The Articles of Confederation embraced the concept of state “sovereignty” and called the United States not a government or even a nation, but “a firm league of friendship” among the states. In the Confederation’s Article II declared: “Each state retains its sovereignty, freedom, and independence, and every power, jurisdiction, and right, which is not by this Confederation expressly delegated.” And very few powers were delegated to the federal government.

So, in 1787, the framers of the Constitution led by Gen. George Washington, James Madison and others in the Virginia delegation scrapped the Articles and put forward a very different plan, eliminating state sovereignty and creating a strong central government with broad powers, including control over “interstate commerce.”

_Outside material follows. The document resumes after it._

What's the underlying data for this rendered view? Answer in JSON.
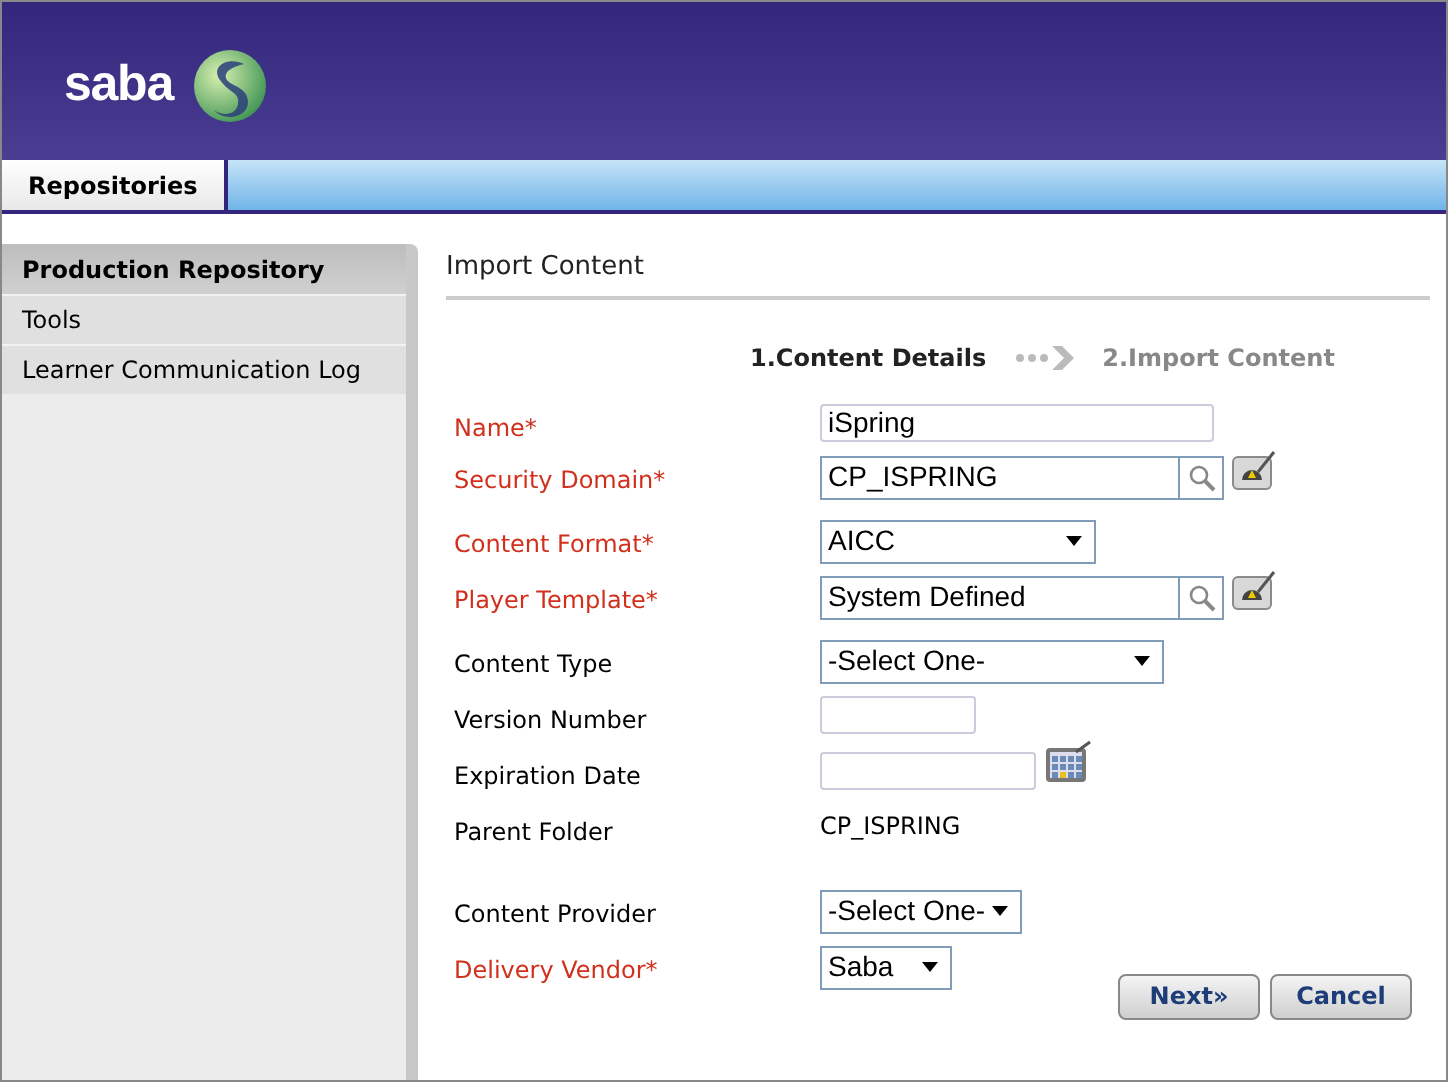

The Commerce Clause wasn’t some afterthought it was part of the original proposal outlined on the Constitutional Convention’s first day of substantive business on May 29, 1787. The Virginia delegation had one of its members, Edmund Randolph, include it in his opening presentation.

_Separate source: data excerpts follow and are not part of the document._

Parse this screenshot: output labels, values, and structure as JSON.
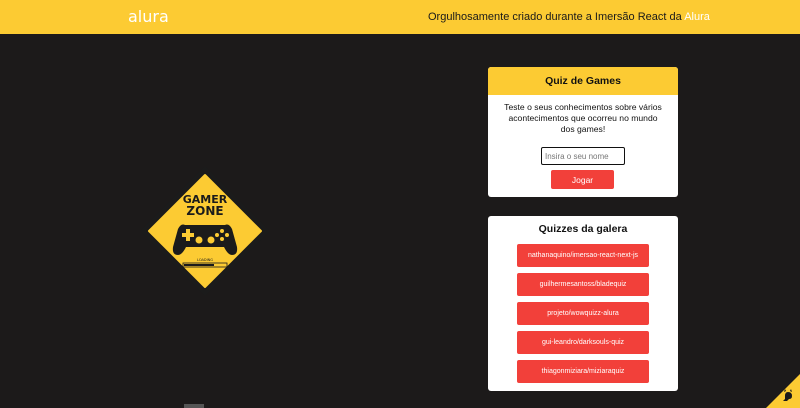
{
  "header": {
    "logo": "alura",
    "tagline": "Orgulhosamente criado durante a Imersão React da",
    "tagline_link": "Alura"
  },
  "emblem": {
    "title_line1": "GAMER",
    "title_line2": "ZONE",
    "loading": "LOADING"
  },
  "quiz_card": {
    "title": "Quiz de Games",
    "description": "Teste o seus conhecimentos sobre vários acontecimentos que ocorreu no mundo dos games!",
    "input_placeholder": "Insira o seu nome",
    "play_label": "Jogar"
  },
  "gallery_card": {
    "title": "Quizzes da galera",
    "items": [
      {
        "label": "nathanaquino/imersao-react-next-js"
      },
      {
        "label": "guilhermesantoss/bladequiz"
      },
      {
        "label": "projeto/wowquizz-alura"
      },
      {
        "label": "gui-leandro/darksouls-quiz"
      },
      {
        "label": "thiagonmiziara/miziaraquiz"
      }
    ]
  },
  "colors": {
    "accent": "#fccb33",
    "button": "#f2403a",
    "background": "#1c1a1a"
  }
}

Virginia’s plan laid out the framework that would later become the U.S. Constitution, transferring sovereignty from the 13 original states to “we the people of the United States” as represented by a new national Republic.

Where Rep. Paul claims the Constitution was designed to let the American people do what they want using the word liberty as his reference point. This is just not true! Unless, of course, he is referring to the people that represent the privilege class of Americans, who happen to be wealthy and white. We needed a government that could co-ordinate commerce in order to compete effectively with other nations. So, from that first day of substantive debate at the Constitutional Convention, the Founders recognized that a legitimate role of Congress was to ensure that the nation could match up against other countries economically.

Many conservatives to include Ron Paul have worked hard in recent decades at constructing an alternative narrative. Claiming that the Founders envisioned a weak national government and were big supporters of states’ rights happen to be a storyline that is simply not supported by facts. Key framers of the Constitution even objected to adding a Bill of Rights to the original document, accepting the first 10 amendments only later as part of negotiations over ratification.

The other thing they cry about is Obamacare. This speaks to Congress’s power to address difficult national problems, like the tens of millions of Americans who lack health insurance but whose eventual use of medical services would inevitably shift billions of dollars in costs onto Americans who must pay higher insurance rates as a result, what courts have described as “substantial effects.”

Paul claims: It certainly is an encroachment on individual liberty, but it is no more so than a command that restaurants or hotels are obliged to serve all customers regardless of race, that gravely ill individuals cannot use a substance their doctors described as the only effective palliative for excruciating pain, or that a farmer cannot grow enough wheat to support his own family. They also pray for fewer regulations to the benefit of the rich.

There are some conservative legal scholars examining the Constitution and precedents who could not find a convincing argument to overturn “Obamacare” and that is because the Founders intentionally empowered Congress to address national economic problems. It was, as the Virginian delegation understood, one of the key reasons for the Constitutional Convention.

Now I say the larger goal of the right-wing is not to uphold the ideals of the Founders, who wanted a vibrant central government, but to reverse government policies dating back to President Franklin Roosevelt’s New Deal. The plan is to return the United States to a pre-Depression “gilded age” of a society divided into a few haves and many have-nots.

And that is my THOUGHT PRROVOKING PESPECTIVE!